I pretty much never used trap in this game, but now that I have been playing Crossworlds, I probably would. I didn't realize how useful trap can be since it does damage and stops the enemy in its track, regardless of how many action points for movement they have and they can't attack after they hit the trap. And the UI is a little stupid in that it will try to come straight at you if you have a unit right behind the trap and the enemy can move in a straight line to you. It could be possible to trap them, take a step back and place another trap, and repeat.
I also know that some people liberally use the Armagedon spell and then resurrect if they are trying for zero losses. I didn't use armagedon until the final battle in the game.
edit - also when it is efficient, healing spell for a few hundred or more health on green dragons is good.
edit2 - also, giants can do this tanking as well or better compared to green dragons. but they need ogre sandals or pilgrims boots, and they need points in the warrior tree in tactics to start them farther forward on the battlefield. not sure you have those things.
edit3 - make sure green dragons are far enough forward that the enemy can't move past and attack your ranged in 1 move, while putting them far back enough that the demons need to burn sprinting to reach them, and maybe can't even reach them turn 1.
A large stack of dryads is also good because they can move really far and have no retaliation.

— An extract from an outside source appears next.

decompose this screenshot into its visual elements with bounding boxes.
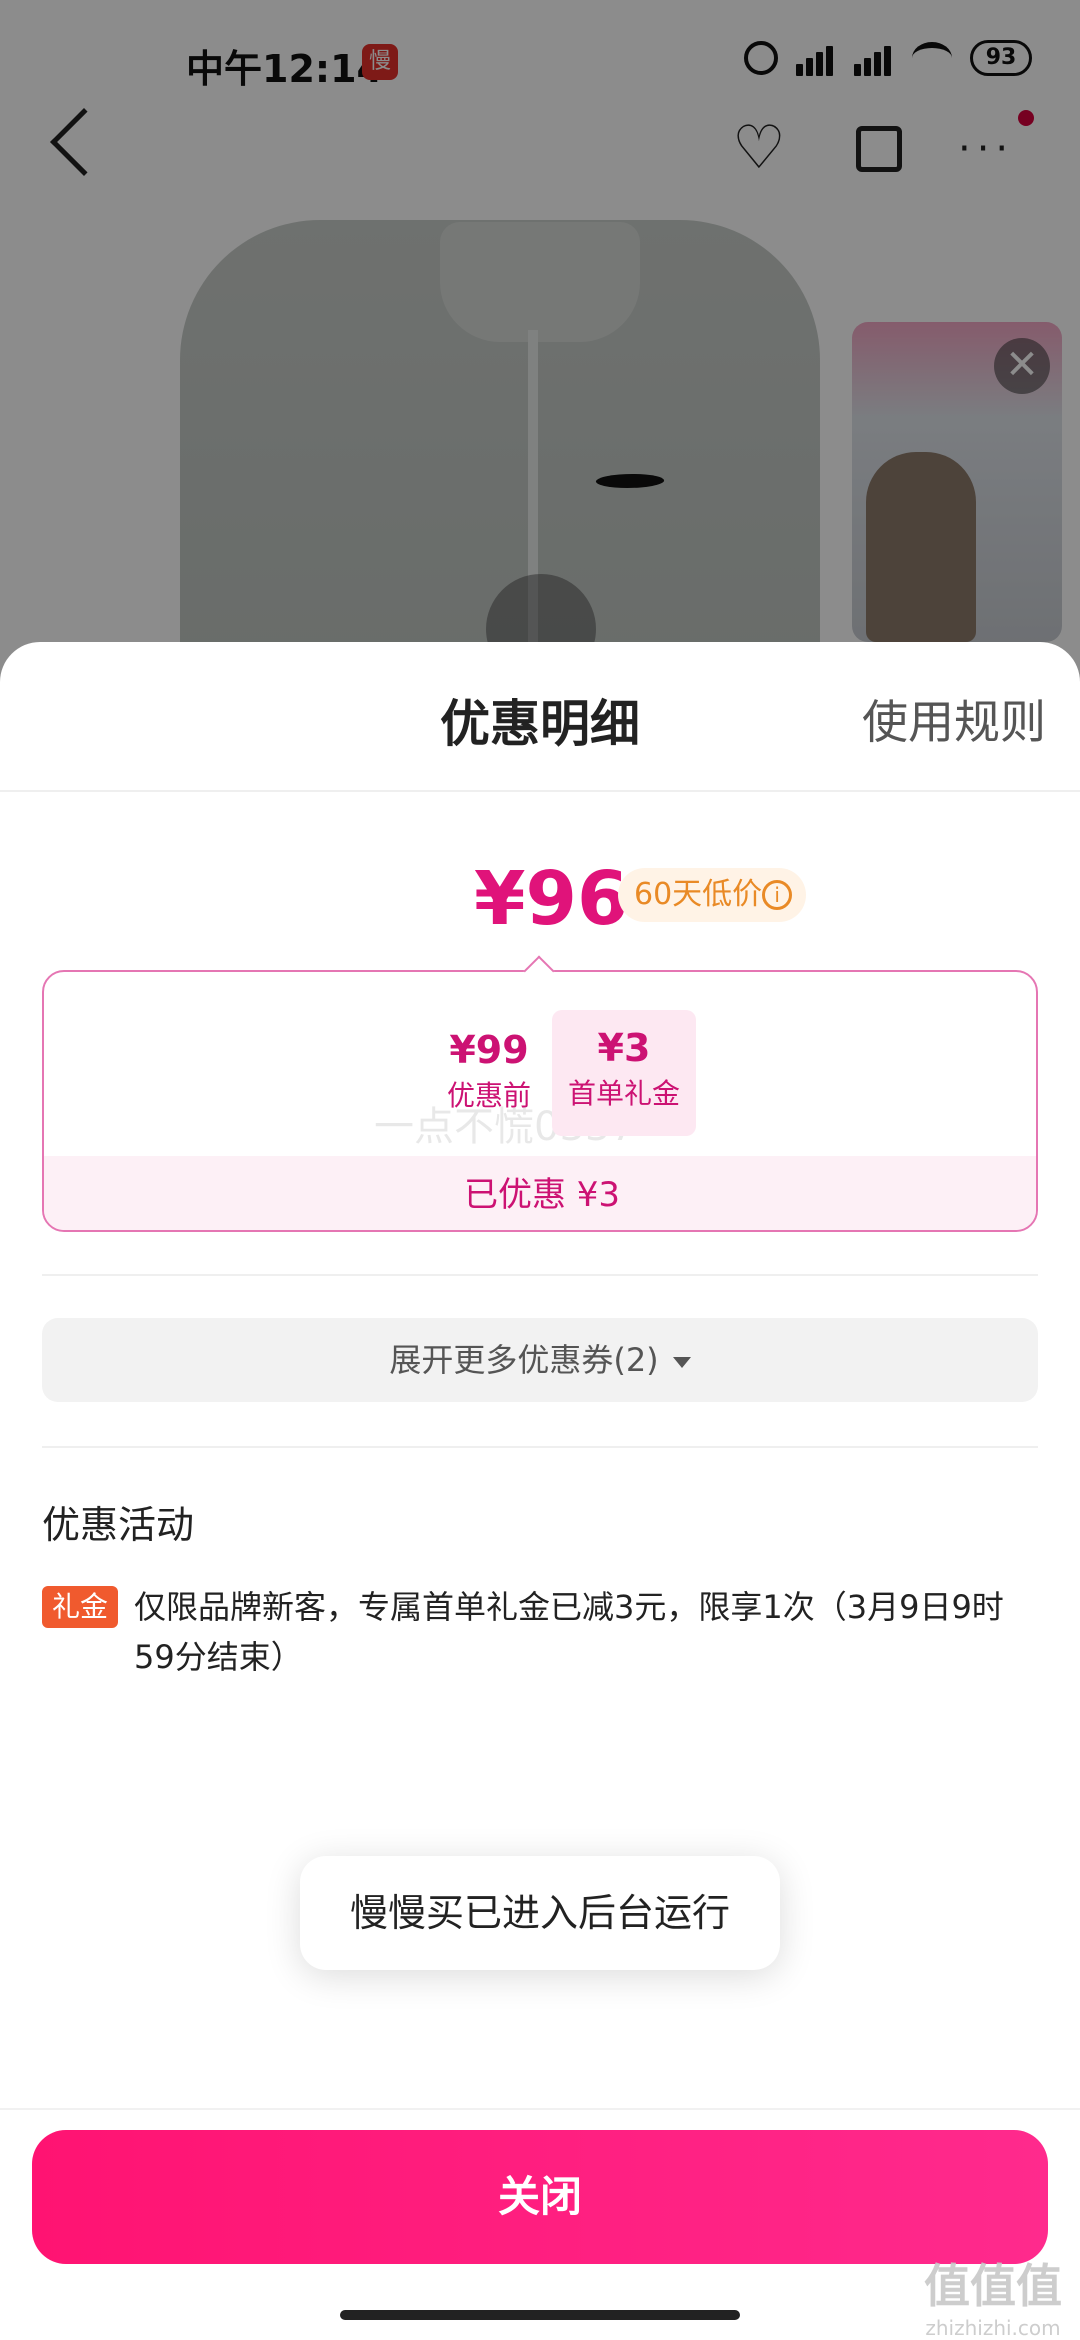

So, you can wait until the demons have moved and then dart in and attack without retaliation and then move at the start of the next round before the demons can attack.
Dryads seem much better in this game than in Crossworlds.
Another thing to consider is Demonesses. I only experimented with them a little bit, but one strategy would be to let the demons get closer to your end of the field, let something with a high speed move to the other end of the field and then use the demonesses swap skill to move your unit back to your side and the demon stack back to its own side. Then they have to traverse the entire field again. Combine with Slow to make it take even longer.
- My standard late-game army has *2* half-size Dryad stacks whenever there are Lullaby-vulnerable targets. This makes it trivial to resurrect losses at the end of the battle: I don't need to cast Phantom, or anything at all, to maintain permasleep. In this case, the thorn stacks they generate aren't the best at stalling Demons, but they should provide enough support to make the battle winnable.
- If you have Slippery Cuirass and Twinkling Boots equipped, Stone Skin brings your Knights up to 95% physical resist.
- If you have Assassin's Dagger equipped, Lake Fairies are an excellent damage source with enough initiative/mobility to kite Demons. Anga's Ruby makes them even better, of course, but you can do without it.
Sorry if it's a dumb question but, do you mean you can use the resurrect spell on your army after battles, like opening the book and use it? If so then I've been wasting a lot of money haha (except when I have units that can't be resurrected).
No, you have to finish your resurrecting during the battle. The reason why double-Dryad makes life easy (when there's a Lullaby target around, anyway) is that you have total control over when the battle ends. You can take as many turns as you want generating rage from Inquisitors (or Reaper's Rage Draining, though in that case you're technically limited by the amount of HP in the permasleeping enemy stacks), turning rage into mana with Lina's Chargers, etc.